VL-JEPA: Joint Embedding Predictive Architecture For Vision-Language
Source
- Raw Markdown: paper_vl-jepa-2025.md
- PDF: paper_vl-jepa-2025.pdf
Core Claim
VL-JEPA applies JEPA to vision-language learning by predicting continuous target-text embeddings rather than autoregressively generating tokens.
Key Contributions
- Predicts target text embeddings from vision inputs and textual queries.
- Uses a lightweight decoder only when text output is needed.
- Supports selective decoding to reduce decoding operations.

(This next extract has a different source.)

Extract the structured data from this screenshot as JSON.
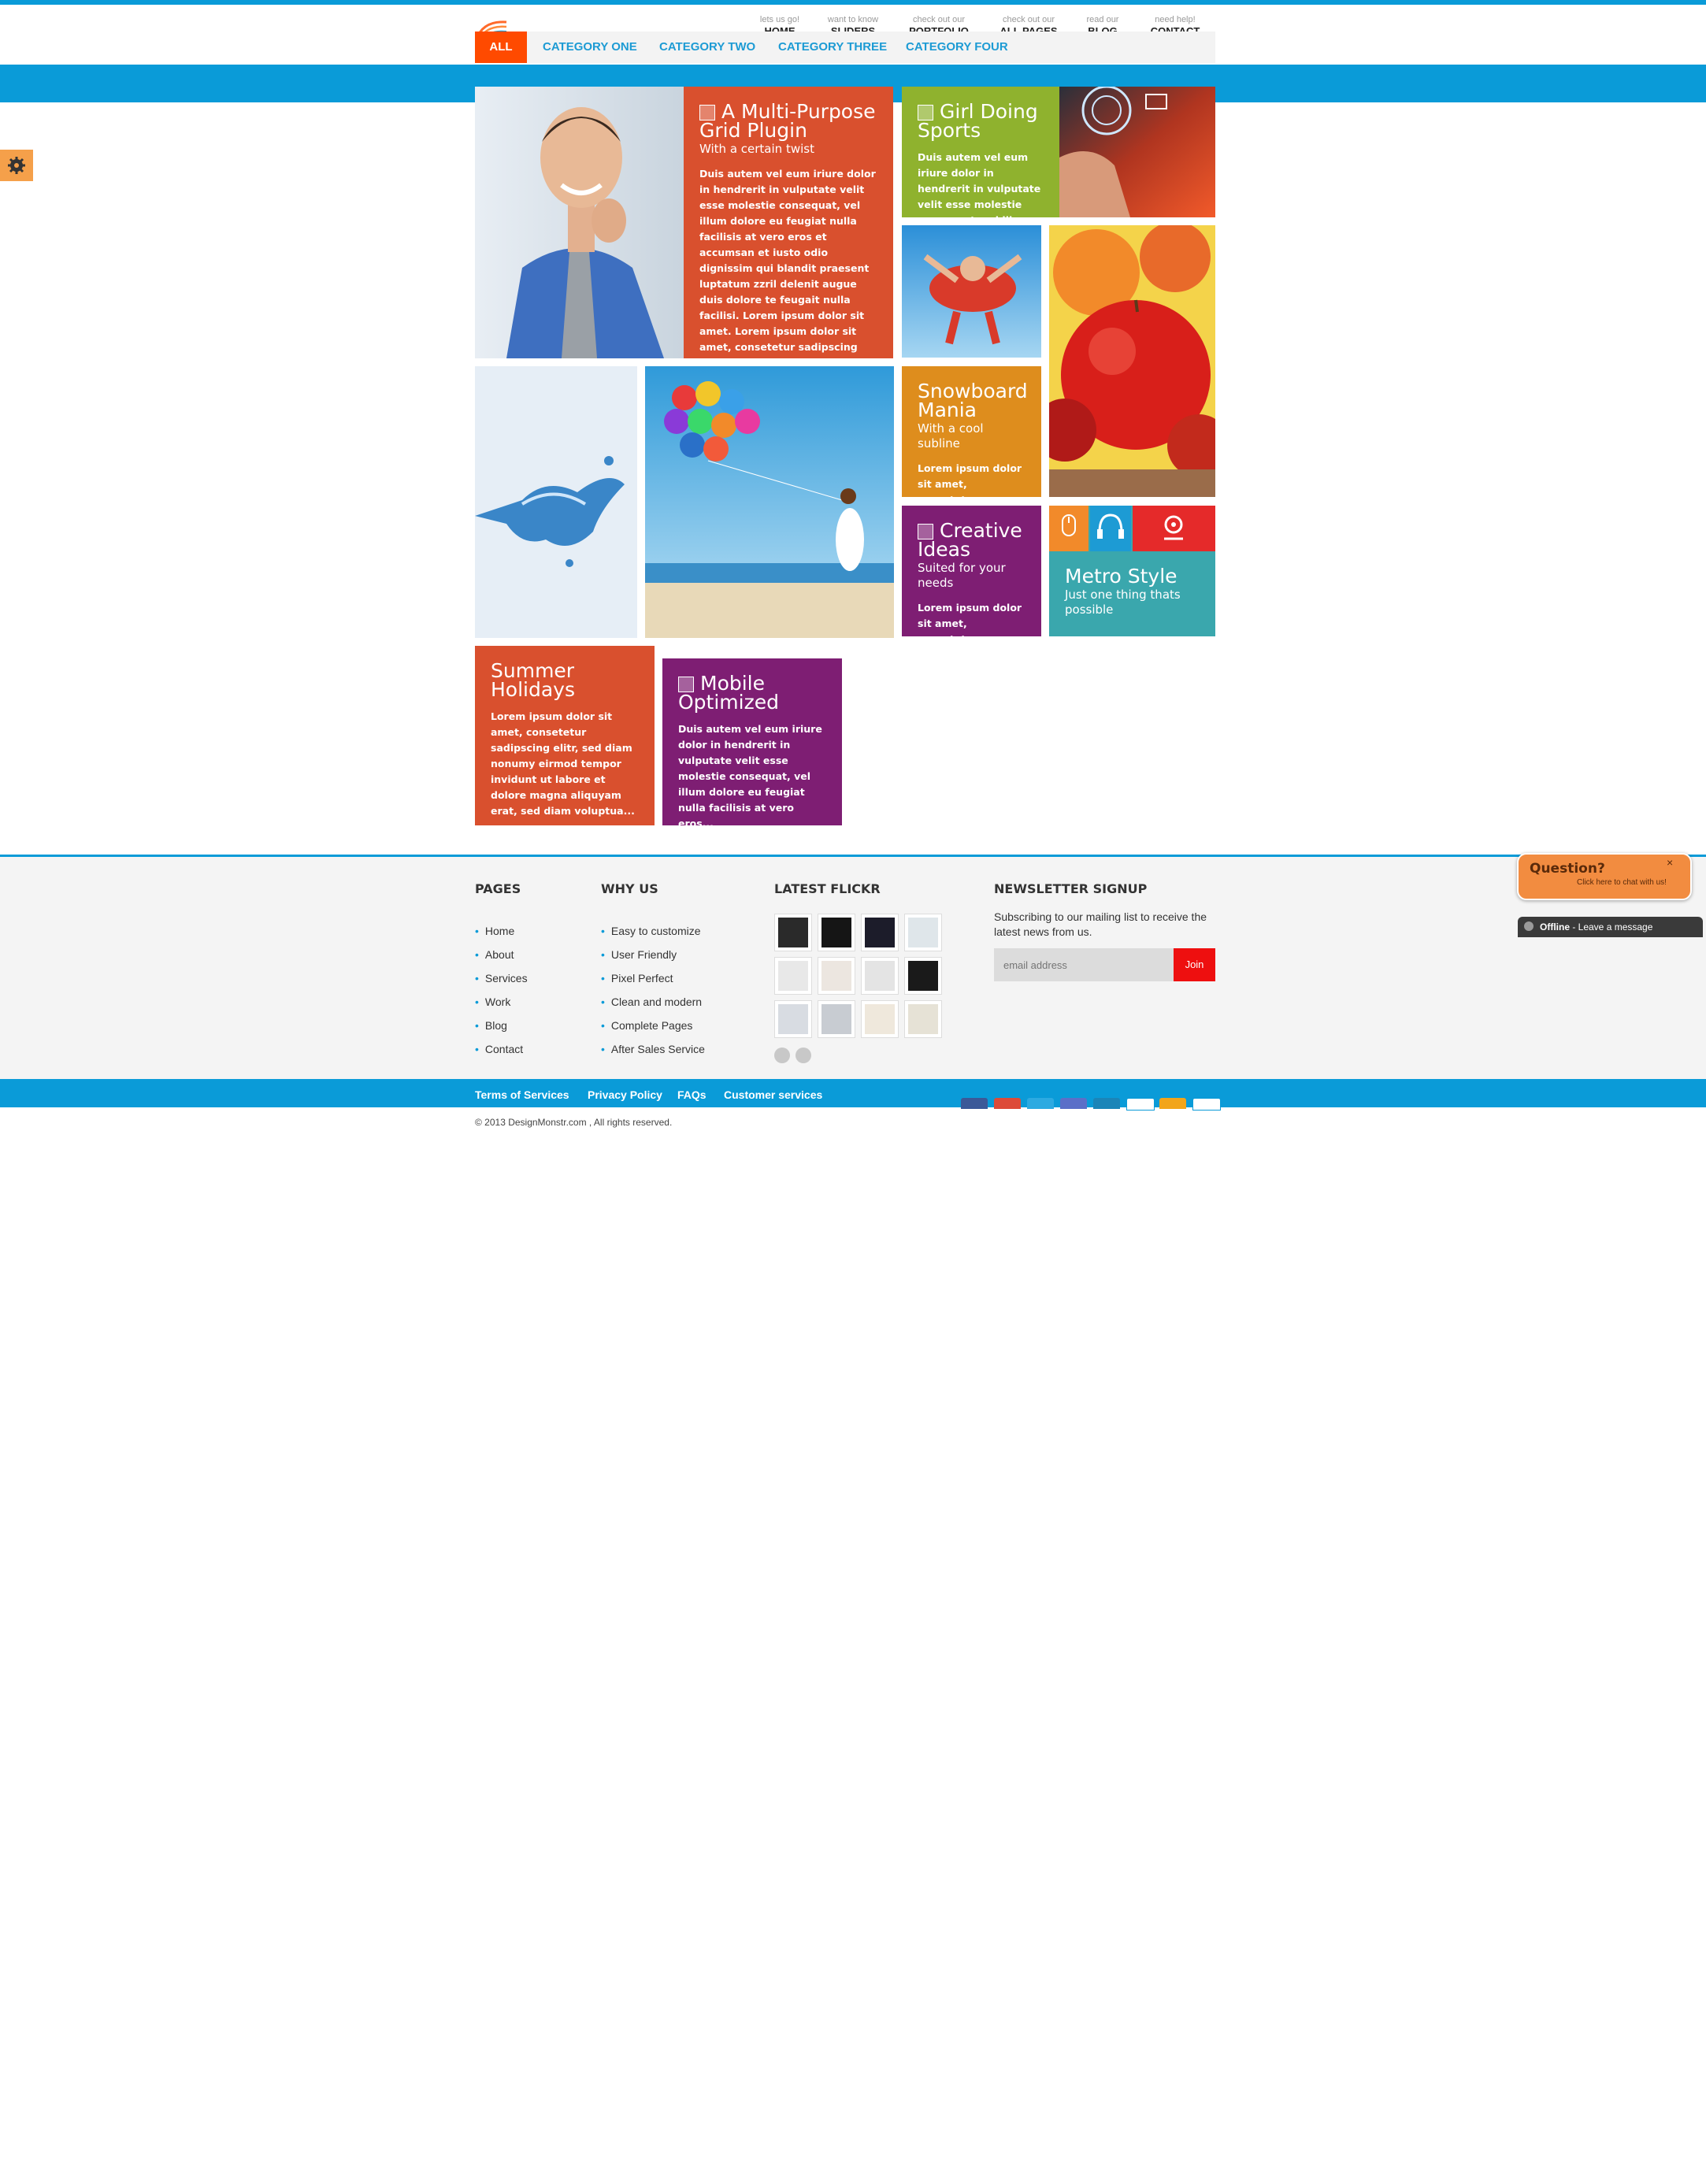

- Enables classification, retrieval, and discriminative VQA from the embedding space without architecture changes.
Method Notes
VL-JEPA belongs to JEPA, Vision-Language Models, Latent-Space Predictive Learning, and Self-Supervised Representation Learning. It is also a useful interface-pattern source for Slow Thinking For Robotics And Time Series: maintain a continuous target-embedding stream and decode language selectively.
Evidence And Results
The abstract reports stronger performance than a controlled token-space VLM baseline with 50% fewer trainable parameters, about 2.85x fewer decoding operations under selective decoding, and competitive results across video classification, retrieval, and VQA datasets.
Limitations
The model still needs a decoder when text output is required. It does not eliminate language generation; it makes generation selective.
Foundation TSFM Relevance
| Agenda slot | Verdict | Evidence | Missing pieces |
|---|---|---|---|
| Latent predictive learning | adjacent | VL-JEPA predicts continuous target-text embeddings from visual inputs and queries instead of training directly on token-space generation. | Evidence is vision-language; no numeric time-series or control-state target. |
| Dynamic compute and selective decoding | partially closes | The raw paper reports streaming semantic embeddings and about 2.85x fewer decoding operations through adaptive selective decoding. | Needs an analogous trigger for numeric events, regimes, and alarms. |
| Anti-collapse representation learning | adjacent | The training objective uses embedding alignment with InfoNCE/uniformity pressure and discusses collapse-avoidance alternatives. | Does not test TSFM-specific collapse across channels, regimes, or forecast horizons. |
| Causal and control modeling | warning | WorldPrediction and action-anticipation experiments test semantic action recognition and anticipation, not outcome rollouts under candidate actions. | Needs action-conditioned latent dynamics and future-state evaluation. |
Links Into The Wiki
- VL-JEPA
- Foundation Time-Series Model Research Agenda
- JEPA
- Vision-Language Models
- Latent-Space Predictive Learning
- Slow Thinking For Robotics And Time Series
- World Models
- Self-Supervised Representation Learning
Open Questions
- Can embedding prediction replace autoregressive decoding in broader multimodal assistant tasks?
- How should target text embeddings be trained and regularized to avoid semantic collapse?
- Can target embeddings be grounded in action consequences strongly enough to become state variables for action-conditioned world models?